Use Cases Across Obesity and Metabolic-Disease Research
CETP-ApoB100 transgenic mice support study designs in which quantifying cardiometabolic risk is essential:
Early cardiovascular safety and risk assessment
Permits evaluation of LDL/HDL modulation, CETP-mediated lipid exchange, and reverse cholesterol transport in the context of obesity or metabolic dysfunction.
Mechanistic profiling of multi-organ therapeutics
Enables assessment of incretin co-agonists, amylin analogs, FGFs, and other agents on lipid metabolism, hepatic fat handling, inflammation, and vascular biology within a single platform.
Integrated cardiometabolic combination studies
Facilitates characterization of additive or synergistic effects between metabolic therapies and lipid-lowering or anti-inflammatory agents, with longitudinal lipid, hepatic, and vascular readouts.
By aligning human-like lipoprotein biology with flexible metabolic-disease modeling, CETP-ApoB100 transgenic mice allow investigators to connect weight-loss mechanisms with downstream cardiovascular consequences in a single, translationally relevant system.

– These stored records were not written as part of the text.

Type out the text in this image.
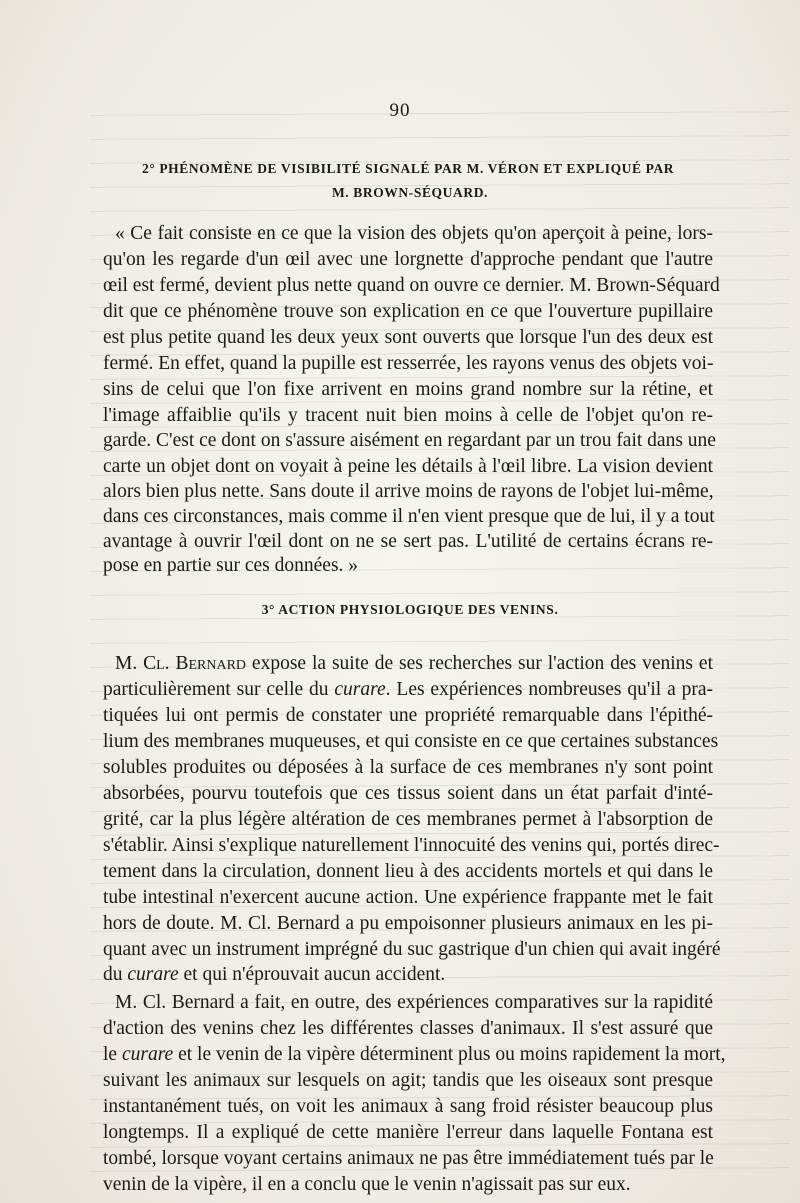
90
2° PHÉNOMÈNE DE VISIBILITÉ SIGNALÉ PAR M. VÉRON ET EXPLIQUÉ PAR
M. BROWN-SÉQUARD.
« Ce fait consiste en ce que la vision des objets qu'on aperçoit à peine, lors-
qu'on les regarde d'un œil avec une lorgnette d'approche pendant que l'autre
œil est fermé, devient plus nette quand on ouvre ce dernier. M. Brown-Séquard
dit que ce phénomène trouve son explication en ce que l'ouverture pupillaire
est plus petite quand les deux yeux sont ouverts que lorsque l'un des deux est
fermé. En effet, quand la pupille est resserrée, les rayons venus des objets voi-
sins de celui que l'on fixe arrivent en moins grand nombre sur la rétine, et
l'image affaiblie qu'ils y tracent nuit bien moins à celle de l'objet qu'on re-
garde. C'est ce dont on s'assure aisément en regardant par un trou fait dans une
carte un objet dont on voyait à peine les détails à l'œil libre. La vision devient
alors bien plus nette. Sans doute il arrive moins de rayons de l'objet lui-même,
dans ces circonstances, mais comme il n'en vient presque que de lui, il y a tout
avantage à ouvrir l'œil dont on ne se sert pas. L'utilité de certains écrans re-
pose en partie sur ces données. »
3° ACTION PHYSIOLOGIQUE DES VENINS.
M. Cl. Bernard expose la suite de ses recherches sur l'action des venins et
particulièrement sur celle du curare. Les expériences nombreuses qu'il a pra-
tiquées lui ont permis de constater une propriété remarquable dans l'épithé-
lium des membranes muqueuses, et qui consiste en ce que certaines substances
solubles produites ou déposées à la surface de ces membranes n'y sont point
absorbées, pourvu toutefois que ces tissus soient dans un état parfait d'inté-
grité, car la plus légère altération de ces membranes permet à l'absorption de
s'établir. Ainsi s'explique naturellement l'innocuité des venins qui, portés direc-
tement dans la circulation, donnent lieu à des accidents mortels et qui dans le
tube intestinal n'exercent aucune action. Une expérience frappante met le fait
hors de doute. M. Cl. Bernard a pu empoisonner plusieurs animaux en les pi-
quant avec un instrument imprégné du suc gastrique d'un chien qui avait ingéré
du curare et qui n'éprouvait aucun accident.
M. Cl. Bernard a fait, en outre, des expériences comparatives sur la rapidité
d'action des venins chez les différentes classes d'animaux. Il s'est assuré que
le curare et le venin de la vipère déterminent plus ou moins rapidement la mort,
suivant les animaux sur lesquels on agit; tandis que les oiseaux sont presque
instantanément tués, on voit les animaux à sang froid résister beaucoup plus
longtemps. Il a expliqué de cette manière l'erreur dans laquelle Fontana est
tombé, lorsque voyant certains animaux ne pas être immédiatement tués par le
venin de la vipère, il en a conclu que le venin n'agissait pas sur eux.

Case Studies Demonstrating Cardiometabolic Utility
This foundational characterization established how human CETP and human ApoB100 expression fundamentally alters murine lipid biology. The double-transgenic system exhibits elevated LDL, reduced HDL, and robust CETP activity—features that recapitulate essential aspects of human dyslipidemia. Although dietary challenges were not applied, the authors identified them as a critical next step for revealing the model’s atherogenic capacity. This work established the mechanistic foundation for using the CETP–ApoB100 mouse to interrogate lipid biology in cardiometabolic disease.
In obese, insulin-resistant CETP–ApoB100 mice, sitagliptin enhanced reverse cholesterol transport by increasing macrophage-derived cholesterol excretion despite minimal changes in HDL-C or total cholesterol. These results illustrate the model’s sensitivity for detecting functionally meaningful lipid-trafficking shifts that remain unobservable in CETP-deficient strains. For obesity-drug developers, this underscores the importance of assessing lipid biology beyond classical metabolic parameters.
Using an amylin-based diet to induce obesity, steatosis, inflammation, and dyslipidemia, investigators demonstrated that an IL-22–encoding mRNA–LNP therapy improved body weight, lipid parameters, and liver pathology in CETP/ApoB100 mice. The study highlights the model’s utility for integrated assessments of metabolic, hepatic, and lipid-centric endpoints within a single system—an approach that aligns with modern obesity-program expectations for demonstrating cardiometabolic benefit.